Я думаю, что это месть. Это изощренное издевательство, когда художник, завлекая читателя или зрителя своим мастерством, в конце концов оставляет последнего размышлять над его собственным портретом, и удаляется, ликуя.

Джонатан Свифт даже для своей могилы сочинил эпитафию: «Здесь лежит Свифт, сердце которого уже не надрывается больше от горького презрения».

Вспомним блестящие гоголевские «Мертвые души». Вспомним Чехова с его произведениями, написанными, по его же словам «наотмашь».

Но ни один из писателей, с моей точки зрения, не достиг такого изощренного мастерства в издевательстве над читающей публикой, как Достоевский. Как красиво он отомстил обществу за все годы «унижений и оскорблений». Разрушая рамки понятий добра и зла, лишая читателя привычных ориентиров этики и морали, он был изощренно жесток, ибо он не был Христом и не разрушал храм старой веры для создания храма новой веры. Разрушая храм старой веры, он оставляет читателя перед абсолютным Ничто, и ужас твари, осознавшей свою бессмысленность, липким холодным туманом обвалакивает мозг читателя.

Жажда мести – один из мощнейших, часто неосознаваемых, мотивов, определяющих содержание креативной деятельности.

Не чужды этому чувству и ученые. Только они используют для этих целей другие средства. Что, если не нелюбовь к людям, может двигать ученым, который подходит к деревянному идолу – объекту столетней любви и поклонения многих поколений, стучит по нему своим пальцем, измеряет своей линейкой и циркулем, берет вещество на анализ, после чего с нескрываемым удовлетворением заявляет недоумевающей толпе, что перед ними всего лишь бывшее полено, которому кто–то топором придал человеческие черты и красной краской нарисовал большой и жадный рот.

Я уверен, что все великие ученые, чьи открытия перевернули устоявшиеся представления о мире, испытывали в этот момент чувство глубокого удовлетворения и злорадства.

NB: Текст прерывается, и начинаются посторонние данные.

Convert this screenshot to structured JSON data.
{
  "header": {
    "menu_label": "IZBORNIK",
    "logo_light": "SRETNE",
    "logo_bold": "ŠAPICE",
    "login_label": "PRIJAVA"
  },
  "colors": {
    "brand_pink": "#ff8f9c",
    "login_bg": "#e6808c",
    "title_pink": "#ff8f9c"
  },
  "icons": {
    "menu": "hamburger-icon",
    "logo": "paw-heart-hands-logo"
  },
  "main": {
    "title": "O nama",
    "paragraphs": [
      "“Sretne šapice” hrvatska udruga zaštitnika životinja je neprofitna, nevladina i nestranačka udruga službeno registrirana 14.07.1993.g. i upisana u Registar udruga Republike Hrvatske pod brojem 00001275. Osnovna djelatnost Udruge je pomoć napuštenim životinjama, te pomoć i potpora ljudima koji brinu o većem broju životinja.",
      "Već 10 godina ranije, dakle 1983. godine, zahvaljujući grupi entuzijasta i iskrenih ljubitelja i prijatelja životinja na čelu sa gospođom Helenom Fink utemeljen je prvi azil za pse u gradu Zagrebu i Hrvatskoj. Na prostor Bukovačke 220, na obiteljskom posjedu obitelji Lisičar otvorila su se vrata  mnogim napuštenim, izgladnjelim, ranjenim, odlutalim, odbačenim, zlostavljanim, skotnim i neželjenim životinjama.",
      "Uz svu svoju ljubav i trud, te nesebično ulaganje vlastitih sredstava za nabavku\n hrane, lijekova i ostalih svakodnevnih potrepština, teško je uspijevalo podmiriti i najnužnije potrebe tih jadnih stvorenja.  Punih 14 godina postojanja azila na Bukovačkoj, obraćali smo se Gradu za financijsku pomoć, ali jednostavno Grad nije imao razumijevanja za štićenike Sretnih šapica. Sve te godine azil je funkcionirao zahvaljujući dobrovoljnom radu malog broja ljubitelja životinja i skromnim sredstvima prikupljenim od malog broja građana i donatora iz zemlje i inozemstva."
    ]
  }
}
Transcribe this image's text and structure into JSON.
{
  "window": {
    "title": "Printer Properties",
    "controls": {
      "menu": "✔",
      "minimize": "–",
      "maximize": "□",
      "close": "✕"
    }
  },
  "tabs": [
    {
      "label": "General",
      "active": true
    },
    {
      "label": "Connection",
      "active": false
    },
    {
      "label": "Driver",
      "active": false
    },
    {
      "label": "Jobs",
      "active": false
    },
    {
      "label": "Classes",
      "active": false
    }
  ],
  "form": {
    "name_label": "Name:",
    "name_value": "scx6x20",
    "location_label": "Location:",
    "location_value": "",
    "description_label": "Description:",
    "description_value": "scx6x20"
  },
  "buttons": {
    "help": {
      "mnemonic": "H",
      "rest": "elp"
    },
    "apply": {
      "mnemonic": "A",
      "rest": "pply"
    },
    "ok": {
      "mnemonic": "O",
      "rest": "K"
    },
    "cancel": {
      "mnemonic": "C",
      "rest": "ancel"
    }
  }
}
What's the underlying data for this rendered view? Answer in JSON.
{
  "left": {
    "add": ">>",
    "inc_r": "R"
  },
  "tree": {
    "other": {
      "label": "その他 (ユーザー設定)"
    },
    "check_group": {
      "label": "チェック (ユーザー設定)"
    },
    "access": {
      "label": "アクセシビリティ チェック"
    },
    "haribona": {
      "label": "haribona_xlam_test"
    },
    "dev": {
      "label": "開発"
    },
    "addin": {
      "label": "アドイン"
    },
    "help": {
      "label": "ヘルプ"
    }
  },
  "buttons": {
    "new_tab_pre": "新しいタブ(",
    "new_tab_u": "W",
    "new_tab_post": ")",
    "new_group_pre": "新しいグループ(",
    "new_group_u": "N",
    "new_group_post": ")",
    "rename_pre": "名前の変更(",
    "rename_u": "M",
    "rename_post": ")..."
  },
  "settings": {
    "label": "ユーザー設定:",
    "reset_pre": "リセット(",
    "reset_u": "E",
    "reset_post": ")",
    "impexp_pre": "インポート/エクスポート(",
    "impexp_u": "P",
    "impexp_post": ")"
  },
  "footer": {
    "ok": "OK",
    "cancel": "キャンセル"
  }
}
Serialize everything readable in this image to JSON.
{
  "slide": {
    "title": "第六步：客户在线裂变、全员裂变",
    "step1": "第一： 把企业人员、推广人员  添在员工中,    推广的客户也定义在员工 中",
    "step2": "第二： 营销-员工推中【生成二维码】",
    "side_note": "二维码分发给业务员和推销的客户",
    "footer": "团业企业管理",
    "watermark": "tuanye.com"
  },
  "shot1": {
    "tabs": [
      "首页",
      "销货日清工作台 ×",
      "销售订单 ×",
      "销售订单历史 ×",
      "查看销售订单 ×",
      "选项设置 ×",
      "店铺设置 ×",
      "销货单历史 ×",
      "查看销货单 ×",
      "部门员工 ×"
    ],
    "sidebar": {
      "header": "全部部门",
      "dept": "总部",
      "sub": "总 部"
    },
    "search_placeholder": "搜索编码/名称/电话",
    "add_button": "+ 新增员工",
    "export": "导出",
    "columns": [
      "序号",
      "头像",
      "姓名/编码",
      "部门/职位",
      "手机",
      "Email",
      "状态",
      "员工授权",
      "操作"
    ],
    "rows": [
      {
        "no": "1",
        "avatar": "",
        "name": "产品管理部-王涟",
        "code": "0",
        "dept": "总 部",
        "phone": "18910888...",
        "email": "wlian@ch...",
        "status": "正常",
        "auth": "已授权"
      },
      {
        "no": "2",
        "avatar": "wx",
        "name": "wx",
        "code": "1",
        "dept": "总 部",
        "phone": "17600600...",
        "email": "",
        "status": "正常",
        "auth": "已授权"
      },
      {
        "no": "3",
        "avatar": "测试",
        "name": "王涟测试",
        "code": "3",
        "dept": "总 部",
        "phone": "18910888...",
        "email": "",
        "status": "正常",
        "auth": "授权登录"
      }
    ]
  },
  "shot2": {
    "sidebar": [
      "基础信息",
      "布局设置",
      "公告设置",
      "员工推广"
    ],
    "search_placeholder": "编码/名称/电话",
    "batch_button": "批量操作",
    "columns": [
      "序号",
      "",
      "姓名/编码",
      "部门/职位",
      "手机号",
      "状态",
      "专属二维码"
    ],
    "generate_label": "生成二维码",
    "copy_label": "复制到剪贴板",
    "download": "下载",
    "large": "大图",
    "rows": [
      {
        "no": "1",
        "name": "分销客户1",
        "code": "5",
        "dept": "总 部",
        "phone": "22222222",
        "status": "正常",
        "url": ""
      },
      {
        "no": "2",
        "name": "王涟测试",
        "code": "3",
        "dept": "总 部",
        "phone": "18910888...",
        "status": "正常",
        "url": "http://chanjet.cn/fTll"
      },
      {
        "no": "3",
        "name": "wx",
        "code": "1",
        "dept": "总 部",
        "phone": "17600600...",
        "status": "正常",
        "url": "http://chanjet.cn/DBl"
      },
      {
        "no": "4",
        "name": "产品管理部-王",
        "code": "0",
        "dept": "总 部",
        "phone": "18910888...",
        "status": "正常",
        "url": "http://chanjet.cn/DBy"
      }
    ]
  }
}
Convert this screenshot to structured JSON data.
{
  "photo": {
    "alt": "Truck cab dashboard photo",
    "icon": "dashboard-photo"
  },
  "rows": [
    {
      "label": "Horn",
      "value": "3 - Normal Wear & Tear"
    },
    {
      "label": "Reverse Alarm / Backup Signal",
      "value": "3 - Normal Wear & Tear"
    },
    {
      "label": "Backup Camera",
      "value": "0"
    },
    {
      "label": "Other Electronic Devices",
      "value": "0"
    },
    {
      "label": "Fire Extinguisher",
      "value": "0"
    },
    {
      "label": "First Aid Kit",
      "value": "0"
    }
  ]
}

Выготский Л. С. приводит одно из писем Дарвина, в котором последний пишет, что ему было очень важно «показать, что чувства человека, которые считались «святая святых» человеческой души, имеют животное происхождение, как и весь человек в целом» (33).

10

Итак, когда мы рассматриваем феномен креативной личности, мы обнаруживаем избыточную психическую энергию у индивида, достигшего своей биологической зрелости; психическую энергию, имеющую прежде всего не качественное, а количественное, да и то лишь в онтогенетическом плане отличие от той, которой обладает примитивная личность.

Дело не в том, каков уровень психической энергии и степень креативности в детском и подростковом периоде – в этот период та или иная степень креативности обязательно присутствует и она вполне может быть развита с помощью специальных методов обучения и тренировки.

Дело в том, насколько долго психическая энергия и креативность сопутствует человеку в процессе онтогенеза. Здесь существующие методы обучения и развития практически бессильны. Именно поэтому наблюдается столь низкая корреляция между уровнем креативности в детстве и реальными творческими достижениями в зрелом возрасте. Уровень психической активности и ее динамика детерминированы преимущественно генетически и феномен креативной личности – скорее генетическая, нежели социальная аномалия.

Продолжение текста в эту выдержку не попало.